Unlike Kenya, the exchange has been demutualised from inception. So while Kenya struggles to put through controversial changes necessary for regional market integration, Rwanda’s exchange is already a private company primed for such a move. Investors say it is easier to start up a brokerage in Rwanda than it is in Kenya, the regional giant with more than 60 stocks. Unlike Tanzania, too, there are no restrictions on the number or percentage of shares that may be held by foreign investors in listed companies. Already, foreign investors have bought up shares in drinks company Bralirwa, which is 75 per cent-owned by Heineken, and Bank of Kigali, which listed 45 per cent last year in a market entry oversubscribed by 276 per cent.

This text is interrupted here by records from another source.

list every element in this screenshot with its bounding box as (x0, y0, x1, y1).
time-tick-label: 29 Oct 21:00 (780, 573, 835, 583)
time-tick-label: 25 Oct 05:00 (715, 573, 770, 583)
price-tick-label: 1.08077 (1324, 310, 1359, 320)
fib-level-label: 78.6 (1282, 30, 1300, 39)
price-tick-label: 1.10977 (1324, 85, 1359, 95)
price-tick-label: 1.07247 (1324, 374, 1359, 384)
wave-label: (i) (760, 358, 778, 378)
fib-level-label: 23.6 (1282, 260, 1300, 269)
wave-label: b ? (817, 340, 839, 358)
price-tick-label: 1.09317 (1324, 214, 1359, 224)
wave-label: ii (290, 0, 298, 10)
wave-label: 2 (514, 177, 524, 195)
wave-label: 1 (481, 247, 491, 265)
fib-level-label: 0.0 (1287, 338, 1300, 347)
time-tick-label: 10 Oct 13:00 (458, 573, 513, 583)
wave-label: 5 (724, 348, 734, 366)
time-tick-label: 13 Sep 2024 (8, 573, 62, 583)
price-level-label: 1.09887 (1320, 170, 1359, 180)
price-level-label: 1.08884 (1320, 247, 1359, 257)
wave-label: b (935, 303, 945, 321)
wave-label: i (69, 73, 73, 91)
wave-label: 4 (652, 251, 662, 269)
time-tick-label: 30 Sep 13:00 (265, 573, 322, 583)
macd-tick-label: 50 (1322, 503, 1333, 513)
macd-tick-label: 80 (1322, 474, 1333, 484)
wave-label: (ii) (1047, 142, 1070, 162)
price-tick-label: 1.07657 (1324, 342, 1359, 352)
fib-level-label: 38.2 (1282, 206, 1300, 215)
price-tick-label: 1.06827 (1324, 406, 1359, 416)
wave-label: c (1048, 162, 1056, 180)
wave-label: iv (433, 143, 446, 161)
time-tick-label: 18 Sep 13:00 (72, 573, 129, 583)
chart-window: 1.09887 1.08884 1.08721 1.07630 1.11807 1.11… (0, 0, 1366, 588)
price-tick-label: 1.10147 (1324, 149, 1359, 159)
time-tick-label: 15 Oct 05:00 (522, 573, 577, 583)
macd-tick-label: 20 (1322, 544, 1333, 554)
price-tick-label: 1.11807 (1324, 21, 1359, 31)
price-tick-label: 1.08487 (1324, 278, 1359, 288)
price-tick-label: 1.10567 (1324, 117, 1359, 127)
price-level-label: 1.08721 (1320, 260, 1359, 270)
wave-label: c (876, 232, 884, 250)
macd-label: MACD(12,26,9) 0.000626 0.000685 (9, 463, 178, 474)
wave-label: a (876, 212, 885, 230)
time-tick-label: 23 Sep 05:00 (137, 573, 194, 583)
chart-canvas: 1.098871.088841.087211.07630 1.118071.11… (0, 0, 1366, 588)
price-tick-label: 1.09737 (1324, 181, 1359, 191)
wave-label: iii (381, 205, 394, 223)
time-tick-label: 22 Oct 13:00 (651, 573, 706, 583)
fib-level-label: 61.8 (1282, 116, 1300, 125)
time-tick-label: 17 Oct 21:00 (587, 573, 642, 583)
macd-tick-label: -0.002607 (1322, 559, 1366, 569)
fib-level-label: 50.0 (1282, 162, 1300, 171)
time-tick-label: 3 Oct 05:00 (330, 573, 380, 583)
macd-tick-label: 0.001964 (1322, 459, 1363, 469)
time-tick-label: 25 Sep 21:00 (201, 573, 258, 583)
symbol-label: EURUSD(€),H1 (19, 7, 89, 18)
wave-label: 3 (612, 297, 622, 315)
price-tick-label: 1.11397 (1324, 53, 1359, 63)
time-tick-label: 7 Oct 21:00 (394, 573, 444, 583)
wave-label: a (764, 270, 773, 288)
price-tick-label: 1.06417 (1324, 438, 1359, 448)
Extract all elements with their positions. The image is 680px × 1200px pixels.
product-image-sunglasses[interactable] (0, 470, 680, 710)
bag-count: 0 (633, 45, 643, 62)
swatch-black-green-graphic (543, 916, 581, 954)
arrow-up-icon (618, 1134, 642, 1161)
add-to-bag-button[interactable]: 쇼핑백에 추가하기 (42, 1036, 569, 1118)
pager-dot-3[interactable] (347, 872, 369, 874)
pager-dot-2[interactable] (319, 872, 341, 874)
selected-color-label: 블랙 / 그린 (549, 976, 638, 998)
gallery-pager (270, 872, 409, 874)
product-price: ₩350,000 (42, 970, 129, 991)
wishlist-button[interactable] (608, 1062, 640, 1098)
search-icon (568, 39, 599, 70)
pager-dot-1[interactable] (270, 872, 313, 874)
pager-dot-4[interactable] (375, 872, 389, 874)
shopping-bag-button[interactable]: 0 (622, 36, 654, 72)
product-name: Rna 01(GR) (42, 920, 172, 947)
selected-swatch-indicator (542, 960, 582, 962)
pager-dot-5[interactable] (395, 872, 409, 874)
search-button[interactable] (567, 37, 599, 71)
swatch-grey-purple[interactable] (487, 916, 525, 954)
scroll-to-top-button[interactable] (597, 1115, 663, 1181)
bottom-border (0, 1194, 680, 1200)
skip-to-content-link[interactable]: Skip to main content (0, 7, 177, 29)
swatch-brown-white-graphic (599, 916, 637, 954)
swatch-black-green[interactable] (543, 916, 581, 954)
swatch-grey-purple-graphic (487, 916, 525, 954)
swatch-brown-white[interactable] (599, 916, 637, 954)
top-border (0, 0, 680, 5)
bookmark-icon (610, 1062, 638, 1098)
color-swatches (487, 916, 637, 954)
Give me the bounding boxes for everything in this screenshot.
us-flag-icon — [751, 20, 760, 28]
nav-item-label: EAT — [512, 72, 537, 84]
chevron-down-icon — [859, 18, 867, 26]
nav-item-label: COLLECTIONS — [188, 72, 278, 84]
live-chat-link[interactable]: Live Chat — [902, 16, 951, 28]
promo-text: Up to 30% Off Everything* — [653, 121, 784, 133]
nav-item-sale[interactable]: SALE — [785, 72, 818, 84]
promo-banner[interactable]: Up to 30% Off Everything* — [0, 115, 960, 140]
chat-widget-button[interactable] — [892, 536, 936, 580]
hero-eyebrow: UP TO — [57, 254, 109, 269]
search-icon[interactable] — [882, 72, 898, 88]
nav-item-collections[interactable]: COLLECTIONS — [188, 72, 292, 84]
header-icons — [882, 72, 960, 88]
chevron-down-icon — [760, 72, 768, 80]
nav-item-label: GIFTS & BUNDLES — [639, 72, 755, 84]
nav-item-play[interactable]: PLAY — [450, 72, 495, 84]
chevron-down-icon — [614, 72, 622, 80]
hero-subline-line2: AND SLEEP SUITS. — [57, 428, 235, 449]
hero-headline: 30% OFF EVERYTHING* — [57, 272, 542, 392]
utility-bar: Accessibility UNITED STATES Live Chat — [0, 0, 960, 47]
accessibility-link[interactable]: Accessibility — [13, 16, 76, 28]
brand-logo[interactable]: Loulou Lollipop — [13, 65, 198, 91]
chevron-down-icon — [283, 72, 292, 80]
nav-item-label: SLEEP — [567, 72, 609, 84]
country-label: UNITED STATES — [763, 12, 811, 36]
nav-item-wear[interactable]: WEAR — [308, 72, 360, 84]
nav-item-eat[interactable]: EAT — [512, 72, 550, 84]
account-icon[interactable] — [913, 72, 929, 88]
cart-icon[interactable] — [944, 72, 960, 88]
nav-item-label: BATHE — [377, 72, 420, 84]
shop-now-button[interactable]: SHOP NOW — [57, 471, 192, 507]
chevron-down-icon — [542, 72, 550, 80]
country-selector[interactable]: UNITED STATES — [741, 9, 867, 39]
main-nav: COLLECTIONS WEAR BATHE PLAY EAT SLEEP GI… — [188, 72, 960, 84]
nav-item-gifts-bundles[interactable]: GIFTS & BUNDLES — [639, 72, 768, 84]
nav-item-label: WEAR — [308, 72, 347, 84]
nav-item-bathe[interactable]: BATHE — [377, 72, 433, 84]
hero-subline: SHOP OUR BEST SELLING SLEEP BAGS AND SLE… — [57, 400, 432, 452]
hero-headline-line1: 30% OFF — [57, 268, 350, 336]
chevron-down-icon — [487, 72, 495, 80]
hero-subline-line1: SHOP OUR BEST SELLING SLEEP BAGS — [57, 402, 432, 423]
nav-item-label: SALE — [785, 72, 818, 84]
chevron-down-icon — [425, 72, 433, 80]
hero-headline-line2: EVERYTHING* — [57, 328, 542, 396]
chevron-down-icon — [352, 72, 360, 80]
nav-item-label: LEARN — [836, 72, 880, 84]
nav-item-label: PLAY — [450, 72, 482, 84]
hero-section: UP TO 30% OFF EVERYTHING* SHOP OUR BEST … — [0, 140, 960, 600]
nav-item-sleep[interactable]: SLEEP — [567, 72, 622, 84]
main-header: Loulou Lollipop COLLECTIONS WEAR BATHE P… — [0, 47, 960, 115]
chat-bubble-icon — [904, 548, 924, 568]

The exchange is also preparing to do away with the open outcry system and introduce automated trading in June next year.
For the government, the exchange offers the hope of developing long-term capital in a country dependent on the vacillations and indignities of aid, and keen to boost the role of the private sector. Already, the government has raised $44m through bonds, while the single corporate bond, from the Commercial Bank of Rwanda, raised $1.6m to underpin its mortgage lending business. Mr Mathu says the government is planning to launch more municipal bonds, including one to build a bus park in the capital.
The exchange has only 9,500 shareholders, but Mr Mathu is targeting 20,000 after the next two listings, which he expects will come next year. He says six government-owned enterprises, including a cement company, an insurance group, tea estates and banks, are set to privatise via listings.
Subsidiaries of the Rwandan Patriotic Front’s Crystal Ventures conglomerate, such as Inyange, an agribusiness company that bottles water and produces juices, may also list on the exchange. Mr Mathu says further cross-listings from regional operators keen to make the most of Rwanda’s sound legal system will also add weight to the exchange, but he holds out most hope for private sector groups keen to raise capital for expansion. “When we started it was never meant to be just symbolic; we need this market,” says Mr Mathu.